Les conseillers principaux d’éducation (CPE), assistants d’éducation (AED), auxiliaires de vie scolaire (AVS), bibliothécaires, secrétaires, agents comptables et membres du personnel médical et social dépendent de l’éducation nationale. Les cuisiniers, concierges, techniciens de maintenance et agents d’entretien, quant à eux, sont employés par les collectivités locales. Tous contribuent au bon fonctionnement des établissements scolaires. Pourtant, le syndicat national des personnels de direction de l’éducation nationale (SNPDEN-Unsa) a alerté que « la probabilité qu’un collège ou un lycée dispose de tout ce personnel est proche de zéro ».
Le non-remplacement des enseignants est un problème structurel documenté, avec la Cour des comptes qui a établi en décembre 2025 que 9 % des heures de cours n’étaient pas assurées dans les collèges publics et privés sous contrat en France métropolitaine pour l’année 2023/2024. Le service statistique de l’éducation nationale (Depp) a également relevé qu’environ 10 % des heures d’enseignement n’ont pas été assurées dans les établissements publics du second degré en 2024-2025, un chiffre en hausse par rapport à l’année précédente.

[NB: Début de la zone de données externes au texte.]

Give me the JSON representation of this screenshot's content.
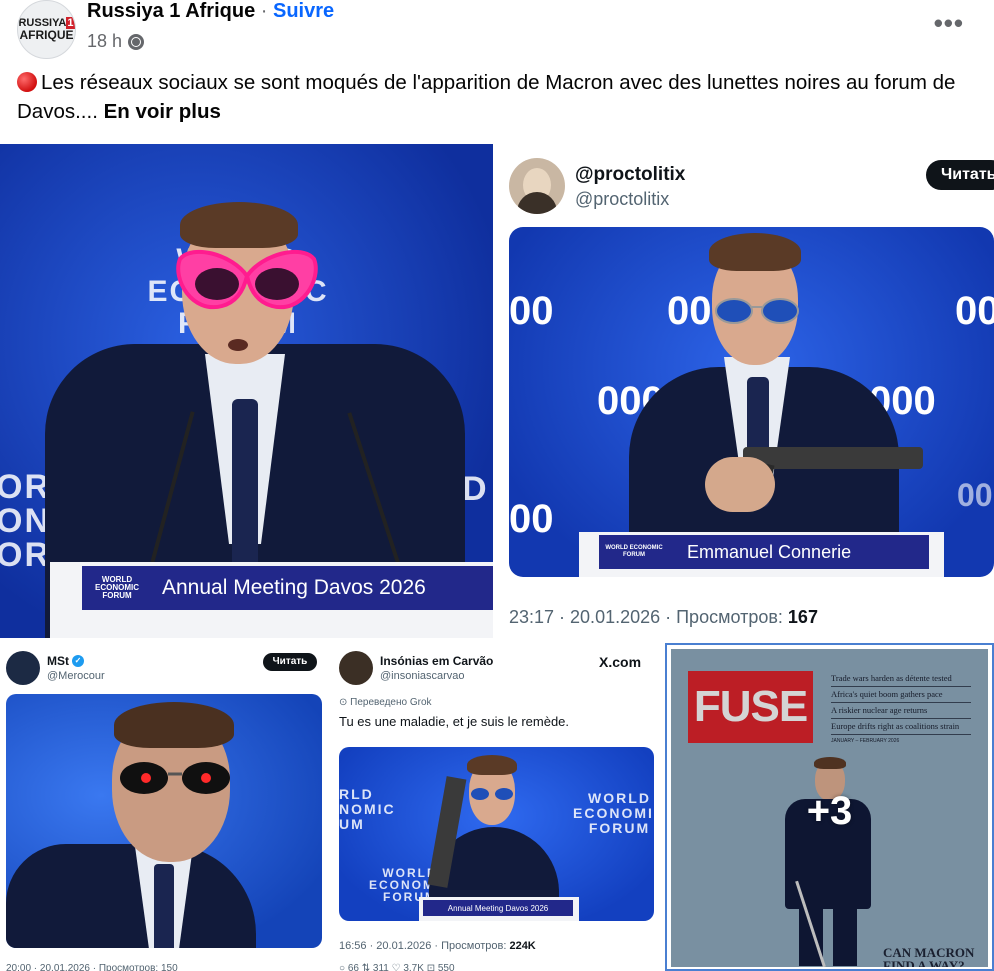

Les enquêtes parlementaires, ainsi que les actions en justice intentées par des familles contre l’État, soulignent l’importance de ce sujet. En effet, le Conseil d’État a reconnu sa responsabilité lorsque des élèves sont privés d’enseignement des matières obligatoires.
Les politiques mises en place pour réduire le nombre d’heures perdues ont montré des résultats jugés « modestes » par la Cour des comptes. Le SNPDEN-Unsa a noté une amélioration pour les absences de courte durée. Cependant, les absences de longue durée restent un défi majeur. Olivier Beaufrère, secrétaire nationale éducation et pédagogie du SNPDEN-Unsa, a précisé que des dispositifs comme le pacte enseignant, qui permet aux professeurs de remplacer leurs collègues contre rémunération, ne s’appliquent pas aux absences prolongées.
Les carences dans d’autres professions continuent d’augmenter. « Il y a deux cas de figure : soit le poste est prévu mais nous ne parvenons pas à recruter, soit il n’est pas doté », explique Beaufrère. En conséquence, 76 % des personnels de direction déclarent avoir dû compenser partiellement ou totalement l’absence d’un personnel non remplacé, ce qui entraîne une surcharge de travail.
Sans moyens pérennes, les établissements scolaires peinent à fonctionner correctement.
Source : SNPDEN-Unsa, Cour des comptes, Depp.